This article was published before we became the Chartered Institute of Export & International Trade on 10 July 2024, and this is reflected in references to our old brand and name. For more information about us becoming Chartered, visit our dedicated webpage on the change here.

city of london

Bank of England governor Andrew Bailey has warned that the EU is poised to not grant the UK equivalence and therefore access to its financial markets.

In a Mansion House speech, Bailey pointed out that Brussels is attempting to force Britain to follow tougher rules on finance than those applied to other trading partners such as the US and Switzerland, the Telegraph reports.

What is equivalence?

When the UK left the EU, the trade deal did not cover financial services. The EU, however, granted the UK’s financial services industry a six-month extension to the transition deal, which ended on 31 December.

In the meantime, the UK has been negotiating a deal that would result in both the UK and EU recognising the equivalence of each other’s financial regulatory regime. This would allow UK-based finance companies to continue to operate in the EU.

Although the UK unilaterally recognised EU standards last year, the EU has not reciprocated and negotiations looks set to be protracted.

Without an equivalence deal, companies trading internationally will face higher costs and the cost of finance will rise for consumers, the Telegraph says.

Unrealistic demands

During his speech to the finance industry, the Guardian reports Bailey saying that the EU’s current regulatory demands are “unrealistic”.
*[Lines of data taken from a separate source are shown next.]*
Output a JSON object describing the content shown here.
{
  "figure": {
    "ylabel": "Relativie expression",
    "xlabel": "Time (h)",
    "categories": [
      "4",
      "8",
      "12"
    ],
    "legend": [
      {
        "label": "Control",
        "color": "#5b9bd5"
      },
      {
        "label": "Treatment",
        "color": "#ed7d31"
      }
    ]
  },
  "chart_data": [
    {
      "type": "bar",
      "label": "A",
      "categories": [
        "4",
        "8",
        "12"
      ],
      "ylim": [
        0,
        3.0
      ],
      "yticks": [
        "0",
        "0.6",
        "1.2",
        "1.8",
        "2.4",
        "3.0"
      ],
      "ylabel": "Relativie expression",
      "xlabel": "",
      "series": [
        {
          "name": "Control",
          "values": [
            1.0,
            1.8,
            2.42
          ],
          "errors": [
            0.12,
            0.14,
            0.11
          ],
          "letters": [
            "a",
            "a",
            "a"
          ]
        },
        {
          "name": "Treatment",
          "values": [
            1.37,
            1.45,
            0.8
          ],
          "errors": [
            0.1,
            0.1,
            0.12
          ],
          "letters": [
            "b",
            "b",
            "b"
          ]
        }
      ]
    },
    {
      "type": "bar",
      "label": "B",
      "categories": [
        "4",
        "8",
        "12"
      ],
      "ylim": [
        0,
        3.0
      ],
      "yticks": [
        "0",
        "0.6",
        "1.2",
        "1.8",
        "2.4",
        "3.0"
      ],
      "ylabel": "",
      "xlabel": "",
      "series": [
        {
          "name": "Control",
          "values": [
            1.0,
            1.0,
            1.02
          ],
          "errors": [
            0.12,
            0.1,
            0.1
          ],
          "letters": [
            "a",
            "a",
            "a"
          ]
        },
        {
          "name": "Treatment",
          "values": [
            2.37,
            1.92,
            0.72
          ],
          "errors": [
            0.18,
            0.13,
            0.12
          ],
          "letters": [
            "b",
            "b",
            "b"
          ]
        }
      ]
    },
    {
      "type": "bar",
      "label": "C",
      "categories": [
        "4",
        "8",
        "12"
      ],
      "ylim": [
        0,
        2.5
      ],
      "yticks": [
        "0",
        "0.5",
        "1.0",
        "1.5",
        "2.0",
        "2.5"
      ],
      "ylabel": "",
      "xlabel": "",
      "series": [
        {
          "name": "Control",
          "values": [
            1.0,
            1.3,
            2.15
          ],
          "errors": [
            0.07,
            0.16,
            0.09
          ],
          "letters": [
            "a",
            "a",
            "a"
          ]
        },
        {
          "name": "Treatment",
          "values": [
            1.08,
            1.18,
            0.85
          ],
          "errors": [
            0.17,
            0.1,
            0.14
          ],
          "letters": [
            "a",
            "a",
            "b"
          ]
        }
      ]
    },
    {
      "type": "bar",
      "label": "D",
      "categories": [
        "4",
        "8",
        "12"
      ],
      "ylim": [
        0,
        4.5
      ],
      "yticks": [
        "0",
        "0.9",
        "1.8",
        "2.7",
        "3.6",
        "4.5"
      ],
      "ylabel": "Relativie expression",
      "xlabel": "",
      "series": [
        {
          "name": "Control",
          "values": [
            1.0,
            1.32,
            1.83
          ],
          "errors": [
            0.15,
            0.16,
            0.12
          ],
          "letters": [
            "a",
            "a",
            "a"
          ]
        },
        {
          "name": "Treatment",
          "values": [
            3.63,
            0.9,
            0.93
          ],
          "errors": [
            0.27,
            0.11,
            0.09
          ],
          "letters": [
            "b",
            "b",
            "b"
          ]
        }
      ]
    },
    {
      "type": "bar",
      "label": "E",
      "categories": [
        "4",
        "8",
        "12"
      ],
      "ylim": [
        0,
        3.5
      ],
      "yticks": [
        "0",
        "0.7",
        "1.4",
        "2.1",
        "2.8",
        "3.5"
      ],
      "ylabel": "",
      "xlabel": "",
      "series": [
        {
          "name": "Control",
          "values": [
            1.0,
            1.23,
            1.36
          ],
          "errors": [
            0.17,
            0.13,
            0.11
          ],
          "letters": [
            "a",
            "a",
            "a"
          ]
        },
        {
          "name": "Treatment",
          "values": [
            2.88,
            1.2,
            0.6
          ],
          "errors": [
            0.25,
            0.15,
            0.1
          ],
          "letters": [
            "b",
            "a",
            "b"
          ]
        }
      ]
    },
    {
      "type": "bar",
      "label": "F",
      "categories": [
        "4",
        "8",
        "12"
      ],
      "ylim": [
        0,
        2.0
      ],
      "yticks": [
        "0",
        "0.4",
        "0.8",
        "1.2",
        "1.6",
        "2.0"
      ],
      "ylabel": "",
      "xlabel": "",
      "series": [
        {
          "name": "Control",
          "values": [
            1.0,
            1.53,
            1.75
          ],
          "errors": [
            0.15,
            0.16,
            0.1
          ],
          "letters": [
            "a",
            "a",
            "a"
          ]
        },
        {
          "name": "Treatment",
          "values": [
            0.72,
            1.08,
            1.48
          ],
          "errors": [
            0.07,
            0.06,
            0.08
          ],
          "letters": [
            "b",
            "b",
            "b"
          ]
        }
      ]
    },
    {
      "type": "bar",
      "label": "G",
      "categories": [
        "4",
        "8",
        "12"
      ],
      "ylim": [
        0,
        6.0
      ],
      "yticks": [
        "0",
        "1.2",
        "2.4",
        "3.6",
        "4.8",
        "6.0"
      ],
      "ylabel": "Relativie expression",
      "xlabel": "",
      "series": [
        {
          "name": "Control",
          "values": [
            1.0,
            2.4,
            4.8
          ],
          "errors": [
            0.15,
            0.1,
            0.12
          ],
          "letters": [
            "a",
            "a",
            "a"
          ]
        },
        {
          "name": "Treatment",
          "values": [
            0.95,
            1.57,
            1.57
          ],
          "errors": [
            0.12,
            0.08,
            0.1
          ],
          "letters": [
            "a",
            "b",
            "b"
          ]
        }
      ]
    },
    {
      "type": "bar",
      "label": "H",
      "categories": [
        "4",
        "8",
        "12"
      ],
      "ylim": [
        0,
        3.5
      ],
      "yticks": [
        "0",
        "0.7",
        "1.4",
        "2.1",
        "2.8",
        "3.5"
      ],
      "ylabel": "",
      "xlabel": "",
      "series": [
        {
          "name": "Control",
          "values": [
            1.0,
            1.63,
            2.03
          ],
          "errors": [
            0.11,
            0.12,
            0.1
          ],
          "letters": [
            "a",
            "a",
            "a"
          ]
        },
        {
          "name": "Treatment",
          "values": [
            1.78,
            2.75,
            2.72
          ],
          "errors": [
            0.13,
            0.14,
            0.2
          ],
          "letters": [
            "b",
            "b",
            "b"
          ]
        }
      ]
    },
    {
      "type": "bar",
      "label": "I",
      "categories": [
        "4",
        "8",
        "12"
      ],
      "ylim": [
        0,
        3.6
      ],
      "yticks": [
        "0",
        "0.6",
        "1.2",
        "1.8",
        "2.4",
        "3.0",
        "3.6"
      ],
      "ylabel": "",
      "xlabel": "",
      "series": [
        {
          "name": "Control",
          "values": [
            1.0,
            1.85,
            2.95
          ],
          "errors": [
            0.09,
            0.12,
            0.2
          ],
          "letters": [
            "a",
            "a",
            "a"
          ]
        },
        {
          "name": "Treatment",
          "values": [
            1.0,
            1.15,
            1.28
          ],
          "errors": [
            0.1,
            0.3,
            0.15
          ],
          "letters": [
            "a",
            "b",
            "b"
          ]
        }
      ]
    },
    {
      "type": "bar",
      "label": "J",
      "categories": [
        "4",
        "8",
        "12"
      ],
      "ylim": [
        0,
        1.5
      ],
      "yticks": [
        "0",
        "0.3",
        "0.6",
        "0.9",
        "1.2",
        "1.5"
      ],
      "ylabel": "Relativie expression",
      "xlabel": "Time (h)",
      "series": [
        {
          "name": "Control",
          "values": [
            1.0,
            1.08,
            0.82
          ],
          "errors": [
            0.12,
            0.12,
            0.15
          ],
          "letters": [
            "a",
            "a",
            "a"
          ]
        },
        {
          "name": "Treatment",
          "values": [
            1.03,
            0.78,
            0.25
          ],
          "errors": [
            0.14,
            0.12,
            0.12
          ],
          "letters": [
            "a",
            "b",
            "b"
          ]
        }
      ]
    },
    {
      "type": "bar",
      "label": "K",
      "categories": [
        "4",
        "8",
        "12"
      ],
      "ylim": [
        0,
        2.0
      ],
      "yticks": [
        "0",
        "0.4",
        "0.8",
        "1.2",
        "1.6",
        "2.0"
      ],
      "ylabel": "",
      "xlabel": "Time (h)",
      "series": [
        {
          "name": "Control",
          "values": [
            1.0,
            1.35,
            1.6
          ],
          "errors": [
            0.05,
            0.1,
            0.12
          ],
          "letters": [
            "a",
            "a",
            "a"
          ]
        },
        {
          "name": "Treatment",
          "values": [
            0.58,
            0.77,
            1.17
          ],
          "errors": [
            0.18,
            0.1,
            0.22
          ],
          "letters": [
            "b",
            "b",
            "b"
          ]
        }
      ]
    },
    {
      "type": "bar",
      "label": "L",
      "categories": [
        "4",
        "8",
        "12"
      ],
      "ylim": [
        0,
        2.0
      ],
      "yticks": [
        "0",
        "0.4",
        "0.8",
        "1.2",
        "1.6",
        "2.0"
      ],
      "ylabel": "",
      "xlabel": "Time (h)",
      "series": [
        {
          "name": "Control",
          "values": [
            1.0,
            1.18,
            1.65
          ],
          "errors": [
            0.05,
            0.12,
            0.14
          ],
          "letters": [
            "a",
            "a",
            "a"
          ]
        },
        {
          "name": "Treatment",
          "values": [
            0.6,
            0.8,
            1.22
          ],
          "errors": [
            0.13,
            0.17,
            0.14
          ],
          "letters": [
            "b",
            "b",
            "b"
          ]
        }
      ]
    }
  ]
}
He said that the EU had granted equivalence to other countries without the requirement for those countries to follow changes the EU made to its own rules – something it is asking for from the UK.

He said that the EU would not accept such demands if asked to follow them itself.

No to rule-taking

According to the Times, Bailey’s comments are his bluntest yet as he urged the EU not to pick a fight with the UK.

He has previously stated that the UK should not become a “rule taker” and if that was the price of equivalence then it “is the wrong outcome for the UK”.

London overtaken

The news comes as Amsterdam overtook London as Europe’s leading share trading hub, picking up on lost business in the City this year, the FT reports

An average €9.2bn shares a day were traded on Euronext Amsterdam and the Dutch arms of CBOE Europe and Turquoise in January.

Trade volumes in London fell to €8.6bn, dislodging the UK from its position as the main hub for Europe. Paris and Dublin also benefitted from small increases in trading.

London has looked to offset some of its losses by lifting a ban on trading Swiss stocks, which is in place in the EU.


Analysis by the Centre for Economics and Business Research (CEBR) published by the office of Mayor of London Sadiq Khan, and reported in City AM, shows that London’s financial services sector could lose £9.5bn a year as a result of Brexit.